Une règle fréquemment utilisée consiste à ne pas dépasser une augmentation de 10 à 15 pour cent du volume hebdomadaire d’une semaine à l’autre. Cela concerne la durée totale ou la distance parcourue.

  • Introduire une première séance légèrement plus longue
  • Ajouter ensuite une séance avec quelques relances courtes en côte ou sur plat
  • Conserver au moins une sortie très facile pour récupérer

Les séances de fractionné intense ou les longs blocs en montée ne devraient réapparaître qu’une fois que vous vous sentez totalement remis musculairement et mentalement.

Adapter la reprise selon vos objectifs

Le contenu de la reprise dépend fortement de ce que vous visez dans les semaines à venir.

  • Objectif plaisir maintenir deux à trois sorties hebdomadaires faciles, en jouant sur la variété des terrains
  • Préparation d’un nouveau trail court réintroduire progressivement du dénivelé et quelques séances de rythme après deux à trois semaines
  • Construction vers un format plus long donner la priorité au volume et à la marche en côte, plutôt qu’à la vitesse

Dans tous les cas, il reste préférable de conserver un jour de repos complet entre deux séances exigeantes, surtout durant le premier mois qui suit un trail.

Prévenir les blessures et préparer la suite

Reprendre l’entraînement après une course de trail ne consiste pas seulement à remettre le compteur en route. C’est aussi l’occasion de corriger ce qui a manqué pendant la préparation et pendant la course.

Identifier les points faibles révélés par le trail

Chaque course met en lumière des axes d’amélioration.

  • Montées difficiles travail de force et de marche rapide en côte
  • Descentes douloureuses renforcement des quadriceps, technique de descente
  • Manque d’énergie en fin de course stratégie de nutrition et gestion de l’allure
  • Douleurs récurrentes besoin d’un bilan chez un kinésithérapeute ou un podologue du sport

Inscrire noir sur blanc ces constats permet de bâtir un plan d’entraînement plus pertinent pour la suite.

Construire une progression sur le long terme

Le vrai progrès en trail se joue sur plusieurs mois.

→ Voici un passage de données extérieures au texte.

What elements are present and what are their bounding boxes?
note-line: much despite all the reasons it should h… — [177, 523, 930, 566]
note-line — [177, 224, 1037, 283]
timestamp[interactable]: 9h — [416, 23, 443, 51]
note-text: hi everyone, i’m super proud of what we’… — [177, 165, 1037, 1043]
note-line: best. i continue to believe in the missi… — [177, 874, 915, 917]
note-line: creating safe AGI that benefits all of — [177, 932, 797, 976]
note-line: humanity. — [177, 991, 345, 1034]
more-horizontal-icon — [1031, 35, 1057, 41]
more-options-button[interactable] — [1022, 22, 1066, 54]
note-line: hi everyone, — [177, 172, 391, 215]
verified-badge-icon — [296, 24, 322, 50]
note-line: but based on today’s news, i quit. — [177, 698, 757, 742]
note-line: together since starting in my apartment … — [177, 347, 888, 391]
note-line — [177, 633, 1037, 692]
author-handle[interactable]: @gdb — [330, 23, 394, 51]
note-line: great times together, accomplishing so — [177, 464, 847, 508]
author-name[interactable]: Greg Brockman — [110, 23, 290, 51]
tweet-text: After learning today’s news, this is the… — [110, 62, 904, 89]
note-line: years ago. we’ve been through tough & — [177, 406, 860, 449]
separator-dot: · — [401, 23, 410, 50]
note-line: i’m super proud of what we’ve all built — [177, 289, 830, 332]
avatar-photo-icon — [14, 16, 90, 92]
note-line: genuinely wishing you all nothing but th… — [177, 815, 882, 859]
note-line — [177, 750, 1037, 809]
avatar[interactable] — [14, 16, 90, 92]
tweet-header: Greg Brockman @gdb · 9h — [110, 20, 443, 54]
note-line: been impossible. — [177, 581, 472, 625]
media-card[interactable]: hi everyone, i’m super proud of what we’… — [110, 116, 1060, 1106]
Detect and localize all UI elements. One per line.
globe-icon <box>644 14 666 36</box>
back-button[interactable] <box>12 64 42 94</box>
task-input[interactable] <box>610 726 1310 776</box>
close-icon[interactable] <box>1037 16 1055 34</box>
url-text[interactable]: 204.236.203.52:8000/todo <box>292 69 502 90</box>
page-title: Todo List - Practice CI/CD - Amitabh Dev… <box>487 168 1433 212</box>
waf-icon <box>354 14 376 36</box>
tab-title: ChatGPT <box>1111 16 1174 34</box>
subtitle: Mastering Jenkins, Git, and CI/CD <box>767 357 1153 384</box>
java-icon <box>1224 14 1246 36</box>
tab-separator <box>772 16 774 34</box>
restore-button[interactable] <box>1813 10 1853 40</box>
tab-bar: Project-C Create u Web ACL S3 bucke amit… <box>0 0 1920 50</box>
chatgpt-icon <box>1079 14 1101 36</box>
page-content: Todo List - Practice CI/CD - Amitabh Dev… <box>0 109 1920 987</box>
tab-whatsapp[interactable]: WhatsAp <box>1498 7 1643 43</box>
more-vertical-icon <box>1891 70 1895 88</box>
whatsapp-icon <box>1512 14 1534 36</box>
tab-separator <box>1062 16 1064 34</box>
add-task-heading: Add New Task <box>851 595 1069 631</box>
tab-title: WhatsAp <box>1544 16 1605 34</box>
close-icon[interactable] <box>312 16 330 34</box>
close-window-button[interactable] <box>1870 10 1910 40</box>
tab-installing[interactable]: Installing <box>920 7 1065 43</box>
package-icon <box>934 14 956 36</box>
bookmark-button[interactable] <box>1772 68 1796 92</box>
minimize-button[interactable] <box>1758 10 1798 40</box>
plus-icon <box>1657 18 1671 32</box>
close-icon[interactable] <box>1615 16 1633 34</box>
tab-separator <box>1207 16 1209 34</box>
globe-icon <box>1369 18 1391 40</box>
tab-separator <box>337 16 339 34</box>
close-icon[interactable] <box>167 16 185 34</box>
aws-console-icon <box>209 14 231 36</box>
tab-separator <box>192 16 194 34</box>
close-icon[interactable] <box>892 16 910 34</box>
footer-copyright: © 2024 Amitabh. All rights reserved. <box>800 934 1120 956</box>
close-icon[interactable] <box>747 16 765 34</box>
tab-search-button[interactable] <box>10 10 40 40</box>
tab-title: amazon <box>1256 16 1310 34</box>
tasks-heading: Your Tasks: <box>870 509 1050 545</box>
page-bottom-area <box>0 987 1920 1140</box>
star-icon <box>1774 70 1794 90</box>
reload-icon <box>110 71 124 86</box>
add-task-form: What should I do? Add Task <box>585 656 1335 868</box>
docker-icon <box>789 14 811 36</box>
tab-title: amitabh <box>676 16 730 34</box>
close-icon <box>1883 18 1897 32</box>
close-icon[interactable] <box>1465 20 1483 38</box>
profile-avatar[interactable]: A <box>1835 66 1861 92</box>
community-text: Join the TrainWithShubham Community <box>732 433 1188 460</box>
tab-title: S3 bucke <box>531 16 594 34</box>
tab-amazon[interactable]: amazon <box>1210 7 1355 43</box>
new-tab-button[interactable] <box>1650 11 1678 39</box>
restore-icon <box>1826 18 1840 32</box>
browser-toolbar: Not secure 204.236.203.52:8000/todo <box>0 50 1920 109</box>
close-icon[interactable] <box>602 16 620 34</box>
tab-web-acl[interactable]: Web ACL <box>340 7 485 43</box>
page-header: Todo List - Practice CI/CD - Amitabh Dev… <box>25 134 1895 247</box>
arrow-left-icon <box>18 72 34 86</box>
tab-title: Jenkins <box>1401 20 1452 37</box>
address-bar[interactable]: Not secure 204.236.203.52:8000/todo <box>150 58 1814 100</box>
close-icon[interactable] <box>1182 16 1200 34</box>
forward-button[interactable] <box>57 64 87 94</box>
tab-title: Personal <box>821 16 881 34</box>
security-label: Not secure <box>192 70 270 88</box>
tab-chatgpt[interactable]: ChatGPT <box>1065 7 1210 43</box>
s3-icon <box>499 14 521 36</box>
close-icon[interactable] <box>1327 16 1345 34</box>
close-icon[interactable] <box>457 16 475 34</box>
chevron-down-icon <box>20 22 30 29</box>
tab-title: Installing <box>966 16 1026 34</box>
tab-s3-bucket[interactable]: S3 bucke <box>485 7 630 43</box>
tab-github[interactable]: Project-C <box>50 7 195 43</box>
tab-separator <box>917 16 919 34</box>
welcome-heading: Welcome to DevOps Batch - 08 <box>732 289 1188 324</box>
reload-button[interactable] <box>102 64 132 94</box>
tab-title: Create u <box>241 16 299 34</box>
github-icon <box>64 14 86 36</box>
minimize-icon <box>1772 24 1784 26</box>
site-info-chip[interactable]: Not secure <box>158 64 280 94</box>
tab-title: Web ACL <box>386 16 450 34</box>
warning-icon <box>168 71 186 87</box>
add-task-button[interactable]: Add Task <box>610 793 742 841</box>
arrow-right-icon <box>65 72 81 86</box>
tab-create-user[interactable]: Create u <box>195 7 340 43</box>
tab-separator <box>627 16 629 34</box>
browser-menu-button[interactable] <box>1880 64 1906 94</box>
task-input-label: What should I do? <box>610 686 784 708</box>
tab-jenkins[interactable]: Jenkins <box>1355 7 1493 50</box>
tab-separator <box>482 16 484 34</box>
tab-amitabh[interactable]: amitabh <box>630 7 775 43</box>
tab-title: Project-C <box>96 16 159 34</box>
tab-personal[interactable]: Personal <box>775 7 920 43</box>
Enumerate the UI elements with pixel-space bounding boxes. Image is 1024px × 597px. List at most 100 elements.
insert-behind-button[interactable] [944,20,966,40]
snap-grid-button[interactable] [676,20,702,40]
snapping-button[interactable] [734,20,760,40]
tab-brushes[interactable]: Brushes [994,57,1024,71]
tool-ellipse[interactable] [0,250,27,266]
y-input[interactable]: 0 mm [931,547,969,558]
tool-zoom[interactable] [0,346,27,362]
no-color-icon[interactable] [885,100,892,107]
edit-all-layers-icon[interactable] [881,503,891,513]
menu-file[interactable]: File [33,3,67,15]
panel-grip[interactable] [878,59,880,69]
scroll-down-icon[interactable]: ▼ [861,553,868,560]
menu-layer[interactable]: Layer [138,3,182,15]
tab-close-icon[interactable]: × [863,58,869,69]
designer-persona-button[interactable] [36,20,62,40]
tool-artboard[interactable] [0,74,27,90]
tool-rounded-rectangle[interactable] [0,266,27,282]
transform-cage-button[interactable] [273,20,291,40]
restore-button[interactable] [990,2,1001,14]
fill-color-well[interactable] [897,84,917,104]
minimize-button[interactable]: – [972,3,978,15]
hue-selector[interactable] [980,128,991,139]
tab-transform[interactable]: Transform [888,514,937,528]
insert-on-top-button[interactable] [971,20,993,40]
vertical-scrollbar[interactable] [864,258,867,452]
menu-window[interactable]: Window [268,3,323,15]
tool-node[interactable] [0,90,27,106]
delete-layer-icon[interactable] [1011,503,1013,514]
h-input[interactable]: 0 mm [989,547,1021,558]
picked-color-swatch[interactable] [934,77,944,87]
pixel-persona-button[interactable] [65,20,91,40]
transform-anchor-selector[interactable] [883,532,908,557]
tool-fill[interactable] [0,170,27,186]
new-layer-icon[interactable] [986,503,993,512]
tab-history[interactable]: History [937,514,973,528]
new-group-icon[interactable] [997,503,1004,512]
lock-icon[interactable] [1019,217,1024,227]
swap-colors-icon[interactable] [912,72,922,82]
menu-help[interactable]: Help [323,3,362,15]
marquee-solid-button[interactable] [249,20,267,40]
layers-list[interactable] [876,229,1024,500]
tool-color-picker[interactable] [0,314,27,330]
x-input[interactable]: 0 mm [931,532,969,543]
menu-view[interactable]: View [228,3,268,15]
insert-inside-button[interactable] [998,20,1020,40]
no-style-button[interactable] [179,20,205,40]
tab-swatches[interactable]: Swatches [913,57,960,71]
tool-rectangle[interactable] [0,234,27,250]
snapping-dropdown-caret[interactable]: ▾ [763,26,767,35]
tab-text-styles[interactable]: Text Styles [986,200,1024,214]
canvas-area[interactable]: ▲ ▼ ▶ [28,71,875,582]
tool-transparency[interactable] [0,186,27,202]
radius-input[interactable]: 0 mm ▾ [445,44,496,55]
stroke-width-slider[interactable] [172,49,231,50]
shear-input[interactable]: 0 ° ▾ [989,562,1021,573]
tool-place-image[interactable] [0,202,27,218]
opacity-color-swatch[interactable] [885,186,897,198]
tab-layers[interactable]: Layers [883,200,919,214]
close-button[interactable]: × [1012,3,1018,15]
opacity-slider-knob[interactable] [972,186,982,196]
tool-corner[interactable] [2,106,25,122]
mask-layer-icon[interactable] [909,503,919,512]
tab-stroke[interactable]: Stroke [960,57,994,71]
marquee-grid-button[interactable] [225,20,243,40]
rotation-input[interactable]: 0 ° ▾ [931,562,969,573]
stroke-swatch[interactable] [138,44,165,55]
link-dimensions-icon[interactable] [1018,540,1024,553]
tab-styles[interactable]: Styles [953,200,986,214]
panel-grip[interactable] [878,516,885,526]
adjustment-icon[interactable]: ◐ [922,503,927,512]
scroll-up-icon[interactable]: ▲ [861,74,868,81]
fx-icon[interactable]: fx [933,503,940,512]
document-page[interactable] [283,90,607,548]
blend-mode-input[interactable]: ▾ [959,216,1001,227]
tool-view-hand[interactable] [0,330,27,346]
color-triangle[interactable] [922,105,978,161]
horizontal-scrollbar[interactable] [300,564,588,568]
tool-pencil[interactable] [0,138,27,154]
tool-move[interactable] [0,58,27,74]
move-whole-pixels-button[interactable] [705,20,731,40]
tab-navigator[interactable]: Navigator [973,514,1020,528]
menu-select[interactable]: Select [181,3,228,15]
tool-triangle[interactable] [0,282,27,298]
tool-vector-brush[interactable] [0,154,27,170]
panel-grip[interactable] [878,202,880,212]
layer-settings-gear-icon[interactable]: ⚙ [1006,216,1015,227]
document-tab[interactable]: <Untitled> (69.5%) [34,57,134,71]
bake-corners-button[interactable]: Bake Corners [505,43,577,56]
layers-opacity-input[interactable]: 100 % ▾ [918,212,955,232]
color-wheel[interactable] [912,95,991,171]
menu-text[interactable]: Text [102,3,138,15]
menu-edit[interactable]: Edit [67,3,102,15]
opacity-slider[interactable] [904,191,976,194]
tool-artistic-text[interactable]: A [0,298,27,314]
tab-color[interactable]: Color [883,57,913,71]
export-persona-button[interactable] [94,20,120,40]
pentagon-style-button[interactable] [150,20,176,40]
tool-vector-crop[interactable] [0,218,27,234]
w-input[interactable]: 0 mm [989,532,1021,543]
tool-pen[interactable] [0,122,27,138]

Une reprise bien gérée ouvre la voie à une progression durable.

  • Alterner cycles de charge et semaines allégées
  • Varier les terrains pour enrichir la technique de pied
  • Programmer à l’avance les périodes de coupure relative après chaque objectif majeur
  • Inclure régulièrement des séances de rando-course pour travailler l’endurance sans excès d’impact

En prenant le temps de structurer cette reprise, vous augmentez vos chances d’arriver plus fort, plus serein et mieux préparé sur vos prochains dossards de trail.